Les prix à la consommation aux États-Unis ont augmenté à leur rythme annuel le plus rapide en trois ans en mai, les coûts de l'énergie ayant grimpé en raison du conflit au Moyen-Orient, poussant l'inflation encore plus loin au-dessus de l'objectif de 2 % de la Fed.
L'inflation américaine s'est accélérée à un taux annuel de 4,2 % en mai, soit le chiffre le plus élevé en trois ans, la flambée des coûts pétroliers liée au conflit au Moyen-Orient ayant fait grimper les prix de l'énergie dans l'ensemble de l'économie, selon des données fédérales publiées mercredi.
« La persistance d'une inflation tirée par l'énergie retarde la voie vers une normalisation des taux », ont écrit les économistes de Goldman Sachs Research dans une note mercredi, repoussant leurs prévisions pour la première baisse de taux de la Fed de décembre 2026 à juin 2027. La banque a également déplacé sa deuxième baisse projetée de mars 2027 à décembre 2027.
Le chiffre de mai correspond à l'estimation consensuelle de 4,2 % des économistes interrogés par Dow Jones Newswires, selon les données publiées par le Bureau of Labor Statistics.
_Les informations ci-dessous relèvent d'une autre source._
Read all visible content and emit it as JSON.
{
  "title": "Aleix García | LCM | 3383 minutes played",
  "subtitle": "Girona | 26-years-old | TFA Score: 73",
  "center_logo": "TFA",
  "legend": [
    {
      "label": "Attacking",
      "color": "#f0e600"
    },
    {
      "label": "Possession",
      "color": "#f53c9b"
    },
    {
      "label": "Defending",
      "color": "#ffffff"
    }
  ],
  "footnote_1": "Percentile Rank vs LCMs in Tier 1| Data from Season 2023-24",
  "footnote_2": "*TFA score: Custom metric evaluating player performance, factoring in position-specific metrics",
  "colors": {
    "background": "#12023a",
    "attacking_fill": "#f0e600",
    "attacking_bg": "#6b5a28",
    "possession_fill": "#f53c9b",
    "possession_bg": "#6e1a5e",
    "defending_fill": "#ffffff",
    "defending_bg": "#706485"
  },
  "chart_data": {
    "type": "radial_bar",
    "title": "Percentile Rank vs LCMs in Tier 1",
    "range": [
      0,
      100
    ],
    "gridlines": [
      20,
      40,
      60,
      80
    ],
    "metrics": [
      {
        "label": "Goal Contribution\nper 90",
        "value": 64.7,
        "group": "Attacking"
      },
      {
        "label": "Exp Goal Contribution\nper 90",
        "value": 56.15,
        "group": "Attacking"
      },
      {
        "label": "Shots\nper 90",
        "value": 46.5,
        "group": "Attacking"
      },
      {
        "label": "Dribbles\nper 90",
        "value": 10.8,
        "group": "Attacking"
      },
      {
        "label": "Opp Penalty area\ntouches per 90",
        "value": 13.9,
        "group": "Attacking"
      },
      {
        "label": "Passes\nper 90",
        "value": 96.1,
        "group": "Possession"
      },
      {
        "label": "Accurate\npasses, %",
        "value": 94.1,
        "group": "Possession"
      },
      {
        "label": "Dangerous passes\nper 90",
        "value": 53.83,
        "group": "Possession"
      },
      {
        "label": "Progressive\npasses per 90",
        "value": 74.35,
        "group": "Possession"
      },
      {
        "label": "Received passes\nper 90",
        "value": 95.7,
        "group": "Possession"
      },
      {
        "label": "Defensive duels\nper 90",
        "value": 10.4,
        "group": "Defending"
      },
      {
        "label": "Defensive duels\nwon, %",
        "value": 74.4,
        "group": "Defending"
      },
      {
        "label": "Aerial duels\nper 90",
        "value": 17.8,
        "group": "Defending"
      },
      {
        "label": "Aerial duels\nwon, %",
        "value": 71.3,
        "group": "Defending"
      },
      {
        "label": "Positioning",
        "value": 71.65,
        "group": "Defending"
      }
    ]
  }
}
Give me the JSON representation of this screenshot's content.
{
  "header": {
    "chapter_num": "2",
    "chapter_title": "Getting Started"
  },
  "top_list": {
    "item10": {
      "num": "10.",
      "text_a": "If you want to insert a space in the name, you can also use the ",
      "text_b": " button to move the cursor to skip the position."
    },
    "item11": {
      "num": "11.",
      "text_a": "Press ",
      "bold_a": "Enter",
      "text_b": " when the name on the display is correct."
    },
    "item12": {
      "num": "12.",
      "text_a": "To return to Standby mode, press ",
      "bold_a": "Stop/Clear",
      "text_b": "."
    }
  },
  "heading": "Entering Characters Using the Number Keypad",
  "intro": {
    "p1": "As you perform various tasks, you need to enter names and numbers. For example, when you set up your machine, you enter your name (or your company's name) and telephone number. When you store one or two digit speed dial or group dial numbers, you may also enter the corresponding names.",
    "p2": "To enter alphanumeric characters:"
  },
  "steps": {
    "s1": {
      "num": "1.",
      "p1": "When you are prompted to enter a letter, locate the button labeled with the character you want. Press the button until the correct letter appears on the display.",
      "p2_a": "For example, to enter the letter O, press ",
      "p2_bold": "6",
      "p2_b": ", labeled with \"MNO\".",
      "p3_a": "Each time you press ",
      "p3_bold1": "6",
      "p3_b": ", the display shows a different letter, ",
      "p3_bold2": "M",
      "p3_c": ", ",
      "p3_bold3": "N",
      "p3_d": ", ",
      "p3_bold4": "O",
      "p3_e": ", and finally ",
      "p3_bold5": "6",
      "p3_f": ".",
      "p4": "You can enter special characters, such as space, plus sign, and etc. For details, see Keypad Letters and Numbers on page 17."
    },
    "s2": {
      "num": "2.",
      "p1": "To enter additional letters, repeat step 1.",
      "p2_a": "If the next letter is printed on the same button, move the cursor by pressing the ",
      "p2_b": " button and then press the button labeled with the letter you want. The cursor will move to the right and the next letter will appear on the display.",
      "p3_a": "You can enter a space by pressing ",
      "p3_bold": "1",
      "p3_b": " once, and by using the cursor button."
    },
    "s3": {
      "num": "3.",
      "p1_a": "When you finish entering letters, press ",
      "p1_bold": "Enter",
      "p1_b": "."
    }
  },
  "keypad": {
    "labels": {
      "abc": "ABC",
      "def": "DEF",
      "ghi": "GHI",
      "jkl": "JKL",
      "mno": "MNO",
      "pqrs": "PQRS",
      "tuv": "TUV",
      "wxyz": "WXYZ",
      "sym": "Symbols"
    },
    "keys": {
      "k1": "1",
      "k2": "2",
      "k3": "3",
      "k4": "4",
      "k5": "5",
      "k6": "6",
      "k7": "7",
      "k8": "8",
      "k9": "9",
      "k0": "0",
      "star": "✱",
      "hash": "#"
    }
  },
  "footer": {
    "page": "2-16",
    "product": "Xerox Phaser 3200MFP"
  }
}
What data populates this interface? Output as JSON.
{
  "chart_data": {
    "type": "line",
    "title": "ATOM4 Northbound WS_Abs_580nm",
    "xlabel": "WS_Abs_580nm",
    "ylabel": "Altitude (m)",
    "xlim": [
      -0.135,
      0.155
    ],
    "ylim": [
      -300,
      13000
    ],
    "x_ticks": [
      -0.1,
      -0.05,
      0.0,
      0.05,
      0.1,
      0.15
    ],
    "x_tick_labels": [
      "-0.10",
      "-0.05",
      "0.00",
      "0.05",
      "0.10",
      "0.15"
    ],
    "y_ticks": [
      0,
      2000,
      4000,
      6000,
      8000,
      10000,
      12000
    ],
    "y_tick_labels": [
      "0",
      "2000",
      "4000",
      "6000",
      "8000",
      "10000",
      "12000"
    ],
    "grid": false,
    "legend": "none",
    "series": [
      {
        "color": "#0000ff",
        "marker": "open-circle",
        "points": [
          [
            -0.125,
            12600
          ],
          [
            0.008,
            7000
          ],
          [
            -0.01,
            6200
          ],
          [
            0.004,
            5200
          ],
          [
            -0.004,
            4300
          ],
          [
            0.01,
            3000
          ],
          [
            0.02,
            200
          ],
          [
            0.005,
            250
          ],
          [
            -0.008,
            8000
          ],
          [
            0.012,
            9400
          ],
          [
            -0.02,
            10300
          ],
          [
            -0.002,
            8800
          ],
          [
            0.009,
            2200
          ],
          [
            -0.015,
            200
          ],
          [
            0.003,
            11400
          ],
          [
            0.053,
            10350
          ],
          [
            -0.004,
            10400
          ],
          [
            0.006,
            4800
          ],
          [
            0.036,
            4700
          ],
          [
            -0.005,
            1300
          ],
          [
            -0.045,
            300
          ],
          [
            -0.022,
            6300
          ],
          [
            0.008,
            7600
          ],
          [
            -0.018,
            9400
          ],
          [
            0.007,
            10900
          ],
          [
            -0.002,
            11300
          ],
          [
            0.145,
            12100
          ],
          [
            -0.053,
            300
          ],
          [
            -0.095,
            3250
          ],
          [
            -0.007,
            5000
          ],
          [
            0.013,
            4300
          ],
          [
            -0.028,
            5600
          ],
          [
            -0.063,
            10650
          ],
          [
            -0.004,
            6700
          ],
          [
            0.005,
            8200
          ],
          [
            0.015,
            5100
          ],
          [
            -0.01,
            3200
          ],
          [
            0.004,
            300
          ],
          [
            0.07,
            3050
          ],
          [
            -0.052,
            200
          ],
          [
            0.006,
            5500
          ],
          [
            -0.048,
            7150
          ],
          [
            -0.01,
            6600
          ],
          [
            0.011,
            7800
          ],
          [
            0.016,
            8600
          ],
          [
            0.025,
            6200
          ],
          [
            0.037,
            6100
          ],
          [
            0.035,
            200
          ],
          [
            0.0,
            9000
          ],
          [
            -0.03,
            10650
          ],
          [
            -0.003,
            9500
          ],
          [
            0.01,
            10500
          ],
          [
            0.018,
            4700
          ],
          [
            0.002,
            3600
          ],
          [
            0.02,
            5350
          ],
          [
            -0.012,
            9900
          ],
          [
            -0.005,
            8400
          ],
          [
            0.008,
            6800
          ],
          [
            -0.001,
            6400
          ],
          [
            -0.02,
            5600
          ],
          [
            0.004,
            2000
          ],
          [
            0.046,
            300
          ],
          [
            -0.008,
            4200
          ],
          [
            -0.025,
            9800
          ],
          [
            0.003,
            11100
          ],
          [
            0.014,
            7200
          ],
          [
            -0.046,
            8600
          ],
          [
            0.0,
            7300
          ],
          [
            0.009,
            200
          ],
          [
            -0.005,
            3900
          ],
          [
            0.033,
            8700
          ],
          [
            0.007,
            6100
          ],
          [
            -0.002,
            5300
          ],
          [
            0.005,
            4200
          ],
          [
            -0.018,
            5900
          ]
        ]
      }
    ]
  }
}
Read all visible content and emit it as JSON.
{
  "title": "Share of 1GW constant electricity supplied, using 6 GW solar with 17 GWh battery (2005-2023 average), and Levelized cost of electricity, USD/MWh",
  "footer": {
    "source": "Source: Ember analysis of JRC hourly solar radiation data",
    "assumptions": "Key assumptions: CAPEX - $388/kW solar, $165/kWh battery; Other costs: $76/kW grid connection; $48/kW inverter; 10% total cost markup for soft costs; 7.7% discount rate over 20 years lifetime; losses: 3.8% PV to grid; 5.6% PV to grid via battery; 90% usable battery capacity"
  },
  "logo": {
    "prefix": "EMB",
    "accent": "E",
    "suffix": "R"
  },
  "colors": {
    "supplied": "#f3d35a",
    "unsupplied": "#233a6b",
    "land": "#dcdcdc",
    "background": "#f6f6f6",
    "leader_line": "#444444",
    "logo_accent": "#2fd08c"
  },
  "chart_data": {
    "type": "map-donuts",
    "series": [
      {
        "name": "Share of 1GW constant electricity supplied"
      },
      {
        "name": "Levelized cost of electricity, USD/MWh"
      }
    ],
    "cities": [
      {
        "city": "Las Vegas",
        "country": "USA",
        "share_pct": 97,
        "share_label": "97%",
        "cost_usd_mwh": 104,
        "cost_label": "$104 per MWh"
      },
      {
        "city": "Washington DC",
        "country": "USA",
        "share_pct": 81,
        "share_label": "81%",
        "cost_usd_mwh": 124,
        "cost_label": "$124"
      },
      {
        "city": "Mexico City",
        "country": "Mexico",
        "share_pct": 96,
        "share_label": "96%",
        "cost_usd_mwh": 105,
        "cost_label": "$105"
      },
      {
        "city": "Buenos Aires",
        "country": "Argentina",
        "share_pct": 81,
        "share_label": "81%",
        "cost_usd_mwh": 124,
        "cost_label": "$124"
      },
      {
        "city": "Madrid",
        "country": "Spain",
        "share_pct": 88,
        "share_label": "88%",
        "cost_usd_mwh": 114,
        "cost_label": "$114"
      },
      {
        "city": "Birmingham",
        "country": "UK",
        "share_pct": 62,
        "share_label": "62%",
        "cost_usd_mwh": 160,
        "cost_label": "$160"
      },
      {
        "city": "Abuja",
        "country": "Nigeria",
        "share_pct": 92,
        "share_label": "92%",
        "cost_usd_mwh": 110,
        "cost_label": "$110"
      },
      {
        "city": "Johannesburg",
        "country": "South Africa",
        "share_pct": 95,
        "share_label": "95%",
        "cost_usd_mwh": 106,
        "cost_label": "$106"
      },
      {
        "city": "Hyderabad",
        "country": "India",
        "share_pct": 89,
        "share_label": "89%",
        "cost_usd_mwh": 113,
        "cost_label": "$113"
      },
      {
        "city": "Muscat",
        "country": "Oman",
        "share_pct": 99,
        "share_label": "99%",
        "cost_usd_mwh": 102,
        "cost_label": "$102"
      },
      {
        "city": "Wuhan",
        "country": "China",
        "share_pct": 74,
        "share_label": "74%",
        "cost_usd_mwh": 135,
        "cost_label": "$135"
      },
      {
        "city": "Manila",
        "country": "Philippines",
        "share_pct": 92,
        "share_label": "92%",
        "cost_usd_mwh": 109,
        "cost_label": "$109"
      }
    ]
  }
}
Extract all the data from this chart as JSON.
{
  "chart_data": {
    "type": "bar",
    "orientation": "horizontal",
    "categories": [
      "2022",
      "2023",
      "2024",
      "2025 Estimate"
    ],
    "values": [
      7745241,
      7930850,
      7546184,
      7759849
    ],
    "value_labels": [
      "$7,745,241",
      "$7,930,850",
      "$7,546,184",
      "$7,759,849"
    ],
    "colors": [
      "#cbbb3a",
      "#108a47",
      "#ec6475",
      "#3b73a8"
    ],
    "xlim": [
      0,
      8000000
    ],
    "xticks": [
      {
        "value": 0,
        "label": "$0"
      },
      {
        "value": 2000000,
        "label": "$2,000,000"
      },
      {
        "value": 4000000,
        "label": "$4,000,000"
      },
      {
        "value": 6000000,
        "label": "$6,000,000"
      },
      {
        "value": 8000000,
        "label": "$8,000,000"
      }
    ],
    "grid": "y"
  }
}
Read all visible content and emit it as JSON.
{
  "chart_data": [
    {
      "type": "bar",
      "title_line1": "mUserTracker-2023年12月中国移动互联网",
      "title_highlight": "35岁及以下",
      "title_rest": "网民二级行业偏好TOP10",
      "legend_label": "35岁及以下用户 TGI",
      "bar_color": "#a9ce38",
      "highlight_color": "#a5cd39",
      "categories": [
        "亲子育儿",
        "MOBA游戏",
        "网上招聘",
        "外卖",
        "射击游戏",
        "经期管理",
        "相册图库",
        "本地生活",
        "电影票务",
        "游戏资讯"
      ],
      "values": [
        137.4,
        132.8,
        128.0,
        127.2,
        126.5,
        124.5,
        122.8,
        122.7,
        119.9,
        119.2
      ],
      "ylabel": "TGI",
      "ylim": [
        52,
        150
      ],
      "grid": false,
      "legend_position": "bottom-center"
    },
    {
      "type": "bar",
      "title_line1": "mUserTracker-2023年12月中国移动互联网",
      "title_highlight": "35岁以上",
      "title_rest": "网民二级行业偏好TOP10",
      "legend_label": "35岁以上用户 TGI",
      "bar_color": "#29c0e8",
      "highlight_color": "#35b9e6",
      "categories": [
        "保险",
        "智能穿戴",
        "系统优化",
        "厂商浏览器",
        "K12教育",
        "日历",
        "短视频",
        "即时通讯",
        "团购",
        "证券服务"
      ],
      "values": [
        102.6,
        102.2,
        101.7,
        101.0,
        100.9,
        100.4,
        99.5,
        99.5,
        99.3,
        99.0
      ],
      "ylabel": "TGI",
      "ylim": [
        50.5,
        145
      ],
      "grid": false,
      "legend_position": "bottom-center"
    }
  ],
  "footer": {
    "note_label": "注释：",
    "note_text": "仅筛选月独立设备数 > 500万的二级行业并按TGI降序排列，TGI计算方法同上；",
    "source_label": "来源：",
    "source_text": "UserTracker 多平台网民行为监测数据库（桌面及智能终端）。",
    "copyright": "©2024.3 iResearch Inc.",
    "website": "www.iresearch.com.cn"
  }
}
Les coûts de l'énergie ont représenté l'essentiel de la hausse mensuelle, les cours du brut ayant grimpé en raison des risques de perturbation de l'approvisionnement au Moyen-Orient, montrent les données.
Ces données renforcent la thèse d'un maintien par la Réserve fédérale de son taux directeur à des niveaux élevés jusqu'à la fin de l'année, Goldman Sachs n'envisageant plus que deux baisses d'un quart de point en 2027. La banque centrale a maintenu son taux directeur stable depuis l'année dernière, et la publication de l'IPC de mai réduit la probabilité d'un assouplissement à court terme.
La dernière fois que l'inflation a été aussi forte remonte à mi-2023, lorsque l'IPC annuel avait dépassé les 4 % avant d'entamer une descente progressive. Ce déclin a stagné lorsque les prix de l'énergie ont entamé leur ascension actuelle, et le chiffre de mai confirme que la tendance s'est inversée. Les économistes interrogés avant la publication s'attendaient à ce que l'inflation continue d'augmenter en raison de la hausse des coûts de l'énergie, selon le consensus de Wall Street.
Les prévisions révisées de Goldman Sachs s'alignent sur un réajustement plus large parmi les banques de Wall Street, qui ont repoussé leurs anticipations de première baisse de taux plus loin en 2027 ces dernières semaines. Si les prix de l'énergie continuent de grimper dans le contexte du conflit persistant au Moyen-Orient, les économistes préviennent que le calendrier d'un allègement des taux pourrait s'étendre encore davantage.